Ancora una volta la risposta padronale non si fa attendere: Riva informa che manderà a casa non solo gli addetti alla cockeria ma tutti gli operai del "ciclo caldo", in totale circa 1100 persone. Appena la notizia si diffonde gli operai decidono di uscire dalla fabbrica e di dirigersi verso la sede della Regione. Da qui gli scontri con la polizia e la susseguente decisione di rinviare di 10 giorni ogni decisione. Il 16 giugno uno degli uomini forti di Berlusconi, Letta, comunica alla stampa che la convocazione delle parti a Roma "è imminente".

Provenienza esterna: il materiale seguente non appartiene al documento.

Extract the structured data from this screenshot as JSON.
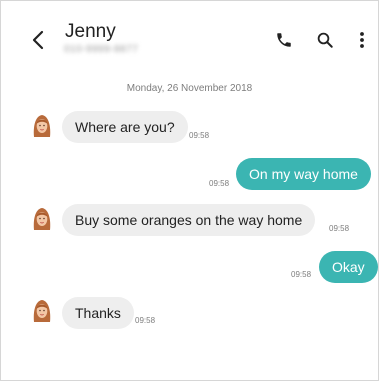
{
  "header": {
    "contact_name": "Jenny",
    "contact_number": "010-9999-8877"
  },
  "thread": {
    "date": "Monday, 26 November 2018",
    "messages": [
      {
        "direction": "incoming",
        "text": "Where are you?",
        "time": "09:58"
      },
      {
        "direction": "outgoing",
        "text": "On my way home",
        "time": "09:58"
      },
      {
        "direction": "incoming",
        "text": "Buy some oranges on the way home",
        "time": "09:58"
      },
      {
        "direction": "outgoing",
        "text": "Okay",
        "time": "09:58"
      },
      {
        "direction": "incoming",
        "text": "Thanks",
        "time": "09:58"
      }
    ]
  },
  "icons": [
    "back-arrow-icon",
    "phone-icon",
    "search-icon",
    "more-vert-icon",
    "avatar-icon"
  ],
  "colors": {
    "outgoing_bubble": "#3bb5b2",
    "incoming_bubble": "#eeeeee",
    "background": "#ffffff"
  }
}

AMBIENTE E OCCUPAZIONE: I FALLIMENTI DELL'UTOPIA RIFORMISTA

Cornigliano è una "patata bollente" che mette a nudo tutti i limiti della sinistra istituzionale. Pur avendo a disposizione i mezzi dati dal controllo del governo centrale a Genova la sinistra ha mostrato tutta la sua impotenza. Sia a livello locale (dove la sinistra controlla Comune e Provincia di Genova) che a livello governativo, i riformisti si sono dimostrati subordinati agli interessi dell'Ilva. Il gruppo Riva, infatti, per più di un anno ha potuto infischiarsene degli impegni presi con l'Accordo di programma e ha giocato al tanto peggio tanto meglio, puntando tutto sul ricatto occupazionale e sull'incapacità del sindacato di andare oltre la pur sacrosanta difesa dei posti di lavoro. Gli operai hanno diritto ad un lavoro pulito e non inquinante - perché è bene ricordare che le prime vittime dell'inquinamento provocato dalla siderurgia sono proprio i lavoratori siderurgici - così come le popolazioni hanno diritto a vivere respirando aria e non polveri cancerogene. La soluzione non è quella di allontanare le fabbriche dal centro città come vorrebbero gli industriali dell'acciaio - una fabbrica inquinante fa male a Genova come a 50 km da Genova - ma è quello di costruire un modo di produzione ecologicamente compatibile facendo delle esigenze ecologiche le basi dell'attività economica. Questo significa lottare contro il degrado ambientale, dentro e fuori la fabbrica.

Per scendere nel particolare, ritengo prioritario battersi perché:

1. La cockeria venga chiusa;

2. Il resto dell'impianto venga sottoposto a Valutazione di impatto ambientale con l'obiettivo dell'emissione zero inquinanti;

3. La parte dell'area lasciata dall'Ilva venga bonificata e riconvertita a produzioni non inquinanti.

Come si vede non sono proposte "barricadiere" ma ritengo che attorno a queste proposte e ai relativi progetti sarebbe possibile iniziare quel processo di trasformazione, dentro e fuori la fabbrica, che svincoli gli operai dal ricatto occupazionale legandoli alle esigenze di salvaguardia della salute e dell'ambiente.